Without really looking into it, I had always assumed that the invention of powered flight was kind of a hit-and-miss thing, much like Edison ploddingly trying a thousand things inventing his light bulb, but not so. The Wrights were really bright guys who, though their main business was running a bicycle shop in Dayton, Ohio, truly proved to be both scientists and engineers. These guys were amazing. They carefully planned and calculated all of their moves, starting with segmenting the four main problems of controlled flight - pitch, roll, yaw, and thrust - solving each separately then putting it all together in the Wright Flyer of 1903.

Not only did they research and work out the theory, but they did exhaustive modeling and testing; starting with kites, scaling up to gliders and then finally the powered machine. They developed their own test and measuring tools, including a wind tunnel to test wing designs, and worked out how to measuring lift and drag using a tension scale, compass, and basic trigonometry (to optimize the wing shape).

All the elements first came together in their 1902 glider, which they tested successfully. The only thing left was to add power for thrust.

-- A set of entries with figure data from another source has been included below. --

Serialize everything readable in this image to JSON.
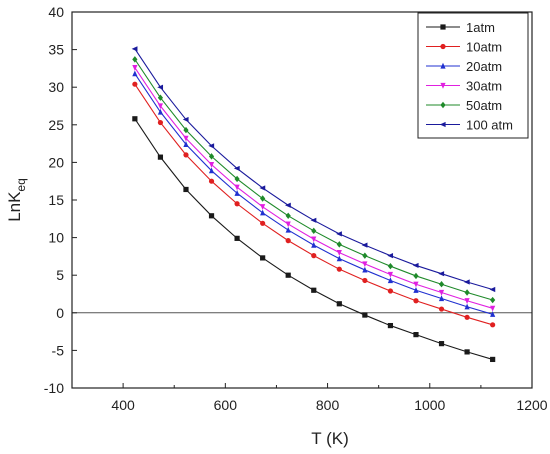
{
  "chart_data": {
    "type": "line",
    "title": "",
    "xlabel": "T (K)",
    "ylabel": {
      "main": "LnK",
      "sub": "eq"
    },
    "xlim": [
      300,
      1200
    ],
    "ylim": [
      -10,
      40
    ],
    "xticks": [
      400,
      600,
      800,
      1000,
      1200
    ],
    "yticks": [
      -10,
      -5,
      0,
      5,
      10,
      15,
      20,
      25,
      30,
      35,
      40
    ],
    "xtick_labels": [
      "400",
      "600",
      "800",
      "1000",
      "1200"
    ],
    "ytick_labels": [
      "-10",
      "-5",
      "0",
      "5",
      "10",
      "15",
      "20",
      "25",
      "30",
      "35",
      "40"
    ],
    "grid": false,
    "reference_line_y": 0,
    "legend_position": "top-right",
    "x": [
      423,
      473,
      523,
      573,
      623,
      673,
      723,
      773,
      823,
      873,
      923,
      973,
      1023,
      1073,
      1123
    ],
    "series": [
      {
        "name": "1atm",
        "color": "#1a1a1a",
        "marker": "square",
        "values": [
          25.8,
          20.7,
          16.4,
          12.9,
          9.9,
          7.3,
          5.0,
          3.0,
          1.2,
          -0.3,
          -1.7,
          -2.9,
          -4.1,
          -5.2,
          -6.2
        ]
      },
      {
        "name": "10atm",
        "color": "#e02020",
        "marker": "circle",
        "values": [
          30.4,
          25.3,
          21.0,
          17.5,
          14.5,
          11.9,
          9.6,
          7.6,
          5.8,
          4.3,
          2.9,
          1.6,
          0.5,
          -0.6,
          -1.6
        ]
      },
      {
        "name": "20atm",
        "color": "#2030d0",
        "marker": "triangle",
        "values": [
          31.8,
          26.7,
          22.4,
          18.9,
          15.9,
          13.3,
          11.0,
          9.0,
          7.2,
          5.7,
          4.3,
          3.0,
          1.9,
          0.8,
          -0.2
        ]
      },
      {
        "name": "30atm",
        "color": "#e020e0",
        "marker": "triangle-down",
        "values": [
          32.6,
          27.5,
          23.2,
          19.7,
          16.7,
          14.1,
          11.8,
          9.8,
          8.0,
          6.5,
          5.1,
          3.8,
          2.7,
          1.6,
          0.6
        ]
      },
      {
        "name": "50atm",
        "color": "#1f8a2a",
        "marker": "diamond",
        "values": [
          33.7,
          28.6,
          24.3,
          20.8,
          17.8,
          15.2,
          12.9,
          10.9,
          9.1,
          7.6,
          6.2,
          4.9,
          3.8,
          2.7,
          1.7
        ]
      },
      {
        "name": "100 atm",
        "color": "#1a1a9c",
        "marker": "triangle-left",
        "values": [
          35.1,
          30.0,
          25.7,
          22.2,
          19.2,
          16.6,
          14.3,
          12.3,
          10.5,
          9.0,
          7.6,
          6.3,
          5.2,
          4.1,
          3.1
        ]
      }
    ]
  }
}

Again, they had to invent the necessary elements. When no car company would build them the type of engine they needed, they improvised their own simple but ingenious four-piston engine cast in aluminum. They then also had the insight to design their propeller to act like a wing, and optimized the shape so accurately that they were within a few % of what you would optimize with modern technology. Orville, hacked, carved, shaped and polished the propellers himself. The one engine powered two propellers, which were driven by essentially bicycle chains mounted through bicycle frame tubing.

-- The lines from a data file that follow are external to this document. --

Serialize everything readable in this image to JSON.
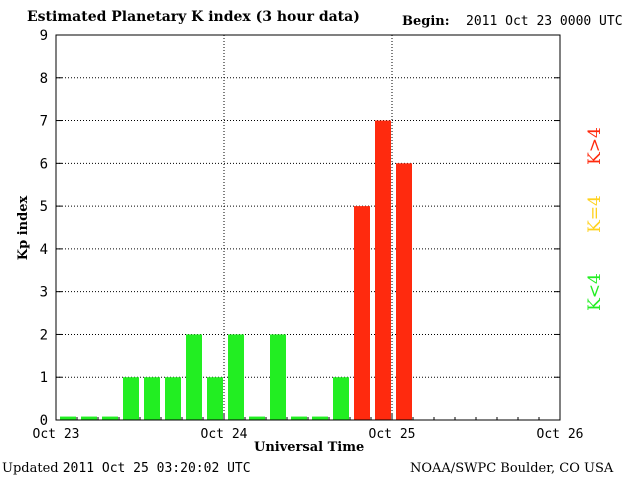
{
  "header": {
    "title": "Estimated Planetary K index (3 hour data)",
    "begin_label": "Begin:",
    "begin_value": "2011 Oct 23 0000 UTC"
  },
  "footer": {
    "updated_prefix": "Updated",
    "updated_value": "2011 Oct 25 03:20:02 UTC",
    "source": "NOAA/SWPC Boulder, CO USA"
  },
  "legend": {
    "low": "K<4",
    "mid": "K=4",
    "high": "K>4"
  },
  "colors": {
    "low": "#22ee22",
    "mid": "#ffd21e",
    "high": "#ff2a0e",
    "grid": "#000000"
  },
  "chart_data": {
    "type": "bar",
    "title": "Estimated Planetary K index (3 hour data)",
    "xlabel": "Universal Time",
    "ylabel": "Kp index",
    "ylim": [
      0,
      9
    ],
    "yticks": [
      0,
      1,
      2,
      3,
      4,
      5,
      6,
      7,
      8,
      9
    ],
    "xticks": [
      "Oct 23",
      "Oct 24",
      "Oct 25",
      "Oct 26"
    ],
    "bars_per_day": 8,
    "total_slots": 24,
    "values": [
      0,
      0,
      0,
      1,
      1,
      1,
      2,
      1,
      2,
      0,
      2,
      0,
      0,
      1,
      5,
      7,
      6
    ],
    "grid": true,
    "legend_position": "right"
  }
}
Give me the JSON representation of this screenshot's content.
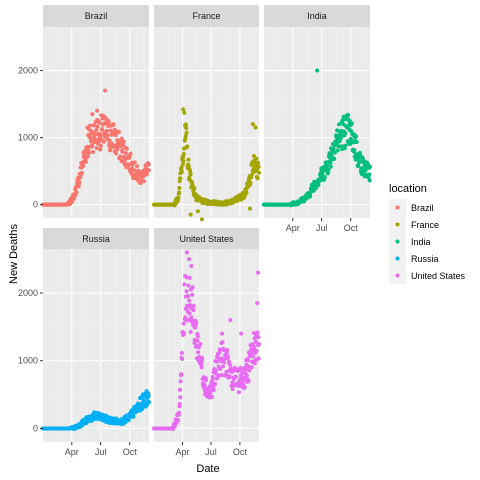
{
  "chart_data": {
    "type": "scatter",
    "facet_by": "location",
    "xlabel": "Date",
    "ylabel": "New Deaths",
    "x_domain": [
      "2020-01-01",
      "2020-12-01"
    ],
    "x_ticks": [
      {
        "date": "2020-04-01",
        "label": "Apr"
      },
      {
        "date": "2020-07-01",
        "label": "Jul"
      },
      {
        "date": "2020-10-01",
        "label": "Oct"
      }
    ],
    "ylim": [
      -200,
      2650
    ],
    "y_ticks": [
      0,
      1000,
      2000
    ],
    "grid": true,
    "legend": {
      "title": "location",
      "position": "right"
    },
    "series": [
      {
        "name": "Brazil",
        "color": "#F8766D",
        "anchors": [
          [
            "2020-01-01",
            0
          ],
          [
            "2020-03-15",
            0
          ],
          [
            "2020-03-25",
            20
          ],
          [
            "2020-04-10",
            150
          ],
          [
            "2020-04-25",
            400
          ],
          [
            "2020-05-10",
            700
          ],
          [
            "2020-05-25",
            950
          ],
          [
            "2020-06-10",
            1050
          ],
          [
            "2020-06-25",
            1080
          ],
          [
            "2020-07-10",
            1080
          ],
          [
            "2020-07-25",
            1050
          ],
          [
            "2020-08-10",
            1000
          ],
          [
            "2020-08-25",
            900
          ],
          [
            "2020-09-10",
            800
          ],
          [
            "2020-09-25",
            700
          ],
          [
            "2020-10-10",
            550
          ],
          [
            "2020-10-25",
            450
          ],
          [
            "2020-11-10",
            400
          ],
          [
            "2020-11-25",
            500
          ]
        ],
        "outliers": [
          [
            "2020-06-05",
            1350
          ],
          [
            "2020-06-20",
            1400
          ],
          [
            "2020-07-15",
            1700
          ],
          [
            "2020-05-20",
            1150
          ]
        ]
      },
      {
        "name": "France",
        "color": "#A3A500",
        "anchors": [
          [
            "2020-01-01",
            0
          ],
          [
            "2020-03-05",
            0
          ],
          [
            "2020-03-18",
            100
          ],
          [
            "2020-03-28",
            500
          ],
          [
            "2020-04-05",
            900
          ],
          [
            "2020-04-12",
            1000
          ],
          [
            "2020-04-20",
            550
          ],
          [
            "2020-05-01",
            300
          ],
          [
            "2020-05-15",
            100
          ],
          [
            "2020-06-01",
            50
          ],
          [
            "2020-07-01",
            30
          ],
          [
            "2020-08-01",
            20
          ],
          [
            "2020-09-01",
            30
          ],
          [
            "2020-09-20",
            80
          ],
          [
            "2020-10-10",
            130
          ],
          [
            "2020-10-25",
            250
          ],
          [
            "2020-11-05",
            450
          ],
          [
            "2020-11-15",
            600
          ],
          [
            "2020-11-30",
            500
          ]
        ],
        "outliers": [
          [
            "2020-04-03",
            1420
          ],
          [
            "2020-04-07",
            1370
          ],
          [
            "2020-06-02",
            -220
          ],
          [
            "2020-04-27",
            -150
          ],
          [
            "2020-11-12",
            1200
          ],
          [
            "2020-11-20",
            1150
          ],
          [
            "2020-05-20",
            -100
          ],
          [
            "2020-11-02",
            -60
          ]
        ]
      },
      {
        "name": "India",
        "color": "#00BF7D",
        "anchors": [
          [
            "2020-01-01",
            0
          ],
          [
            "2020-03-20",
            0
          ],
          [
            "2020-04-15",
            30
          ],
          [
            "2020-05-01",
            70
          ],
          [
            "2020-05-20",
            130
          ],
          [
            "2020-06-05",
            280
          ],
          [
            "2020-06-25",
            400
          ],
          [
            "2020-07-10",
            500
          ],
          [
            "2020-07-25",
            650
          ],
          [
            "2020-08-10",
            900
          ],
          [
            "2020-08-25",
            1000
          ],
          [
            "2020-09-10",
            1100
          ],
          [
            "2020-09-25",
            1100
          ],
          [
            "2020-10-10",
            950
          ],
          [
            "2020-10-25",
            700
          ],
          [
            "2020-11-10",
            550
          ],
          [
            "2020-11-30",
            480
          ]
        ],
        "outliers": [
          [
            "2020-06-17",
            2000
          ],
          [
            "2020-09-18",
            1280
          ],
          [
            "2020-09-28",
            1200
          ],
          [
            "2020-10-18",
            1020
          ]
        ]
      },
      {
        "name": "Russia",
        "color": "#00B0F6",
        "anchors": [
          [
            "2020-01-01",
            0
          ],
          [
            "2020-03-20",
            0
          ],
          [
            "2020-04-10",
            10
          ],
          [
            "2020-04-25",
            50
          ],
          [
            "2020-05-10",
            100
          ],
          [
            "2020-05-25",
            140
          ],
          [
            "2020-06-10",
            180
          ],
          [
            "2020-06-25",
            170
          ],
          [
            "2020-07-10",
            150
          ],
          [
            "2020-07-25",
            130
          ],
          [
            "2020-08-10",
            110
          ],
          [
            "2020-08-25",
            105
          ],
          [
            "2020-09-10",
            110
          ],
          [
            "2020-09-25",
            150
          ],
          [
            "2020-10-10",
            220
          ],
          [
            "2020-10-25",
            300
          ],
          [
            "2020-11-10",
            390
          ],
          [
            "2020-11-30",
            480
          ]
        ],
        "outliers": [
          [
            "2020-06-20",
            230
          ],
          [
            "2020-11-28",
            520
          ]
        ]
      },
      {
        "name": "United States",
        "color": "#E76BF3",
        "anchors": [
          [
            "2020-01-01",
            0
          ],
          [
            "2020-03-01",
            0
          ],
          [
            "2020-03-20",
            200
          ],
          [
            "2020-03-30",
            1000
          ],
          [
            "2020-04-10",
            2000
          ],
          [
            "2020-04-20",
            2000
          ],
          [
            "2020-05-01",
            1750
          ],
          [
            "2020-05-10",
            1500
          ],
          [
            "2020-05-25",
            1100
          ],
          [
            "2020-06-10",
            700
          ],
          [
            "2020-06-25",
            500
          ],
          [
            "2020-07-10",
            700
          ],
          [
            "2020-07-25",
            1000
          ],
          [
            "2020-08-10",
            1050
          ],
          [
            "2020-08-25",
            900
          ],
          [
            "2020-09-10",
            750
          ],
          [
            "2020-09-25",
            700
          ],
          [
            "2020-10-10",
            750
          ],
          [
            "2020-10-25",
            850
          ],
          [
            "2020-11-10",
            1100
          ],
          [
            "2020-11-30",
            1350
          ]
        ],
        "outliers": [
          [
            "2020-04-15",
            2600
          ],
          [
            "2020-04-22",
            2500
          ],
          [
            "2020-11-28",
            2300
          ],
          [
            "2020-11-25",
            1850
          ],
          [
            "2020-04-29",
            2400
          ],
          [
            "2020-08-05",
            1400
          ],
          [
            "2020-09-01",
            1600
          ],
          [
            "2020-10-05",
            1400
          ]
        ]
      }
    ]
  }
}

They accomplished the whole thing in a well thought out systematic and truly scientific way, having to invent most of what they needed as they solved one problem after another. I found it to be so much the more impressive because of that - their methodology.

The lesson for traders or investors designing a system is to observe from different perspectives to gain insight, segment problems into more manageable components, transfer ideas from other disciplines or seemingly unrelated areas, try to establish some theoretical basis for why what you are attempting should work, build models, test, and optimize. Also, you need to be persistent, adaptable, and resourceful.